KEGG pathway enrichment analysis. The enriched pathways targeted by Swine acute diarrhea syndrome coronavirus (SADS-COV)-M-interacting proteins were analyzed using the Kyoto Encyclopedia of Gene and Genomes (KEGG) functional annotation pathway database. The terms that were significantly enriched (p < 0.05) were shown.

Figure 5

Validation of M-host protein interactions. IPI-2I (A,B) and Vero (C,D) cells were co-transfected with plasmids expressing Flag-Rab11b, Flag-VDAC1, Flag-RPL18, Flag-RALY, Flag-RHOA, or Flag-ANXA2 and plasmids expressing HA-M, respectively. Among them, HA-M or Flag-Rab11b co-transfected with empty vector were served as negative controls, respectively. The cell lysates were immunoprecipitated with FLAG (A,C) or HA (B,D) beads, anti-Flag, or anti-HA mAbs, separated by sodium dodecyl sulfate-polyacrylamide gel electrophoresis (SDS-PAGE), Western-blotted and detected with corresponding antibodies, respectively. GAPDH was served as an internal loading control.

Figure 6

Overexpression of host proteins RPL18, RALY, and RHOA affects swine acute diarrhea syndrome coronavirus (SADS-COV) replication. (A) When the Vero cells were laid on 12-well plates, and the confluence degree reached 80%, empty vector (4 μg/well), Flag-RPL18 (4 μg/well), Flag-RALY (4 μg/well), and Flag-RHOA (4 μg/well) were transfected into the cells.

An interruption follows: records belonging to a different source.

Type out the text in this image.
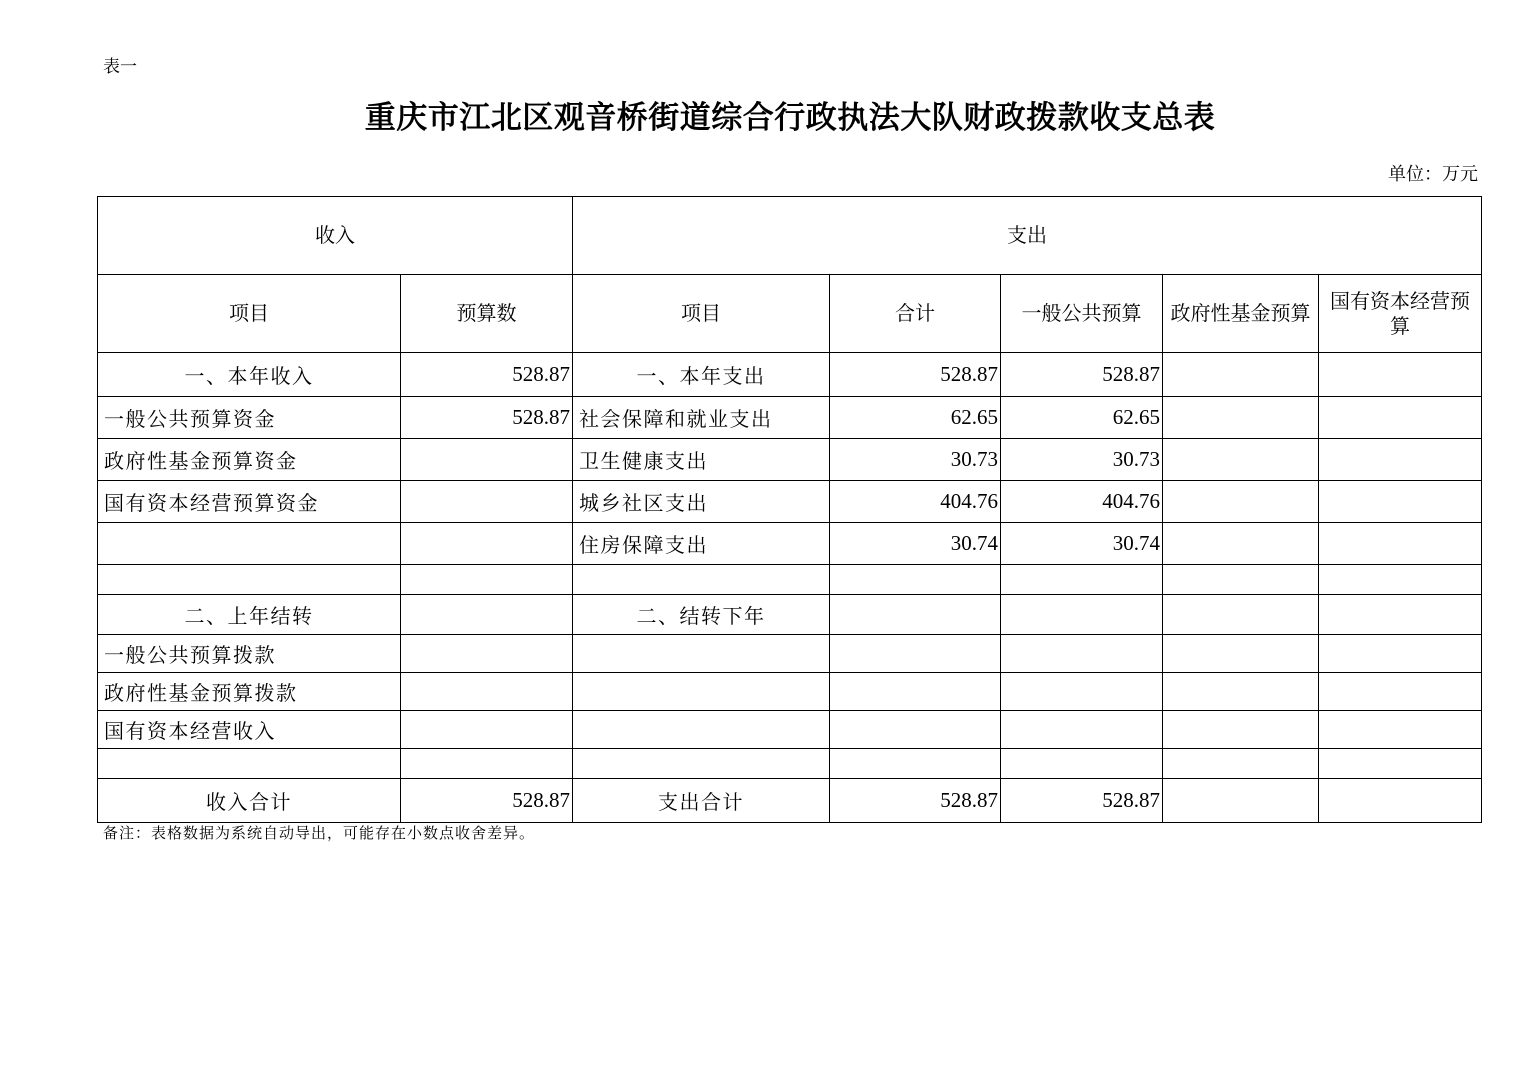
表一
重庆市江北区观音桥街道综合行政执法大队财政拨款收支总表
单位：万元
收入		支出				
项目	预算数	项目	合计	一般公共预算	政府性基金预算	国有资本经营预算
一、本年收入	528.87	一、本年支出	528.87	528.87		
一般公共预算资金	528.87	社会保障和就业支出	62.65	62.65		
政府性基金预算资金		卫生健康支出	30.73	30.73		
国有资本经营预算资金		城乡社区支出	404.76	404.76		
		住房保障支出	30.74	30.74		

二、上年结转		二、结转下年				
一般公共预算拨款						
政府性基金预算拨款						
国有资本经营收入						

收入合计	528.87	支出合计	528.87	528.87		
备注：表格数据为系统自动导出，可能存在小数点收舍差异。
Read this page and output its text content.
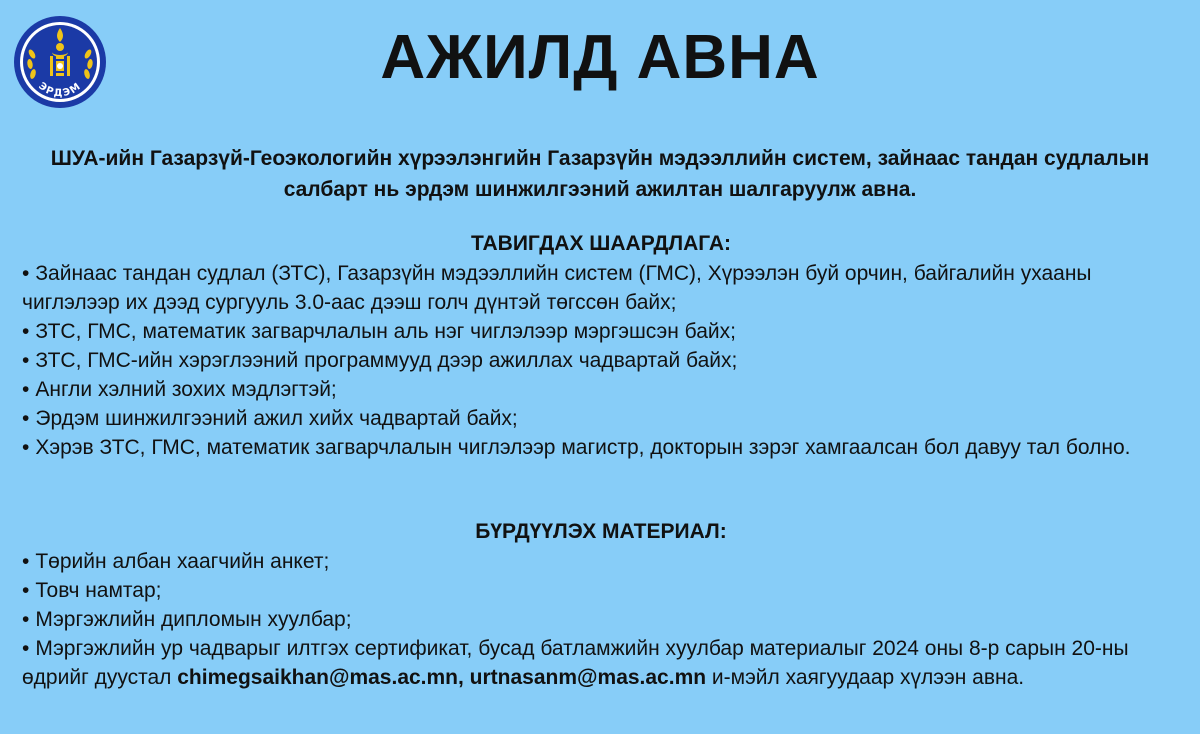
ЭРДЭМ	АЖИЛД АВНА

ШУА-ийн Газарзүй-Геоэкологийн хүрээлэнгийн Газарзүйн мэдээллийн систем, зайнаас тандан судлалын салбарт нь эрдэм шинжилгээний ажилтан шалгаруулж авна.

ТАВИГДАХ ШААРДЛАГА:
• Зайнаас тандан судлал (ЗТС), Газарзүйн мэдээллийн систем (ГМС), Хүрээлэн буй орчин, байгалийн ухааны чиглэлээр их дээд сургууль 3.0-аас дээш голч дүнтэй төгссөн байх;
• ЗТС, ГМС, математик загварчлалын аль нэг чиглэлээр мэргэшсэн байх;
• ЗТС, ГМС-ийн хэрэглээний программууд дээр ажиллах чадвартай байх;
• Англи хэлний зохих мэдлэгтэй;
• Эрдэм шинжилгээний ажил хийх чадвартай байх;
• Хэрэв ЗТС, ГМС, математик загварчлалын чиглэлээр магистр, докторын зэрэг хамгаалсан бол давуу тал болно.
БҮРДҮҮЛЭХ МАТЕРИАЛ:
• Төрийн албан хаагчийн анкет;
• Товч намтар;
• Мэргэжлийн дипломын хуулбар;
• Мэргэжлийн ур чадварыг илтгэх сертификат, бусад батламжийн хуулбар материалыг 2024 оны 8-р сарын 20-ны өдрийг дуустал chimegsaikhan@mas.ac.mn, urtnasanm@mas.ac.mn и-мэйл хаягуудаар хүлээн авна.
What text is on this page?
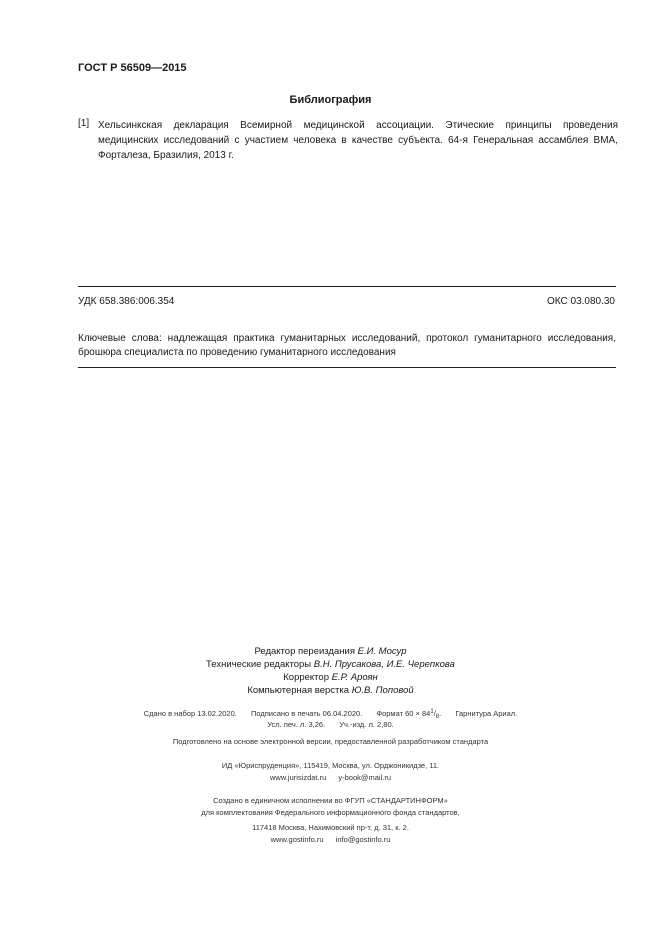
ГОСТ Р 56509—2015
Библиография
[1] Хельсинкская декларация Всемирной медицинской ассоциации. Этические принципы проведения медицинских исследований с участием человека в качестве субъекта. 64-я Генеральная ассамблея ВМА, Форталеза, Бразилия, 2013 г.
УДК 658.386:006.354	ОКС 03.080.30
Ключевые слова: надлежащая практика гуманитарных исследований, протокол гуманитарного исследования, брошюра специалиста по проведению гуманитарного исследования
Редактор переиздания Е.И. Мосур
Технические редакторы В.Н. Прусакова, И.Е. Черепкова
Корректор Е.Р. Ароян
Компьютерная верстка Ю.В. Поповой
Сдано в набор 13.02.2020. Подписано в печать 06.04.2020. Формат $60 \times 84^1/_8$. Гарнитура Ариал.
Усл. печ. л. 3,26. Уч.-изд. л. 2,80.
Подготовлено на основе электронной версии, предоставленной разработчиком стандарта
ИД «Юриспруденция», 115419, Москва, ул. Орджоникидзе, 11.
www.jurisizdat.ru y-book@mail.ru
Создано в единичном исполнении во ФГУП «СТАНДАРТИНФОРМ»
для комплектования Федерального информационного фонда стандартов,
117418 Москва, Нахимовский пр-т, д. 31, к. 2.
www.gostinfo.ru info@gostinfo.ru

At 24 h after transfection, 1 multiplicity of infection (MOI) dose of SADS-COV was added to the cell. Viral titers were detected by TCID50 at 36 hpi. (B) Sample treatment as described in (A). After 36 hpi, the samples were collected by RNAiso Plus, and the total RNA was extracted. The mRNA expression level of SADS-CoV N gene was evaluated by real-time RT-qPCR. Flag-RHOA (C), Flag-RALY (D), and Flag-RPL18 (E) were transfected into Vero cells at different doses (1, 2l, and 4 μg/well) with empty vector, and the rest were treated as described in (A). N protein expression was detected by Western blotting at 36 hpi. GAPDH was used as an internal loading control. The band densitometry was analyzed by Image J software. All data are presented as means ± SD and were analyzed by GraphPad Prism software (GraphPad Software, San Diego, CA, USA) using a t-test (*0.05 < p < 0.01, **p < 0.01).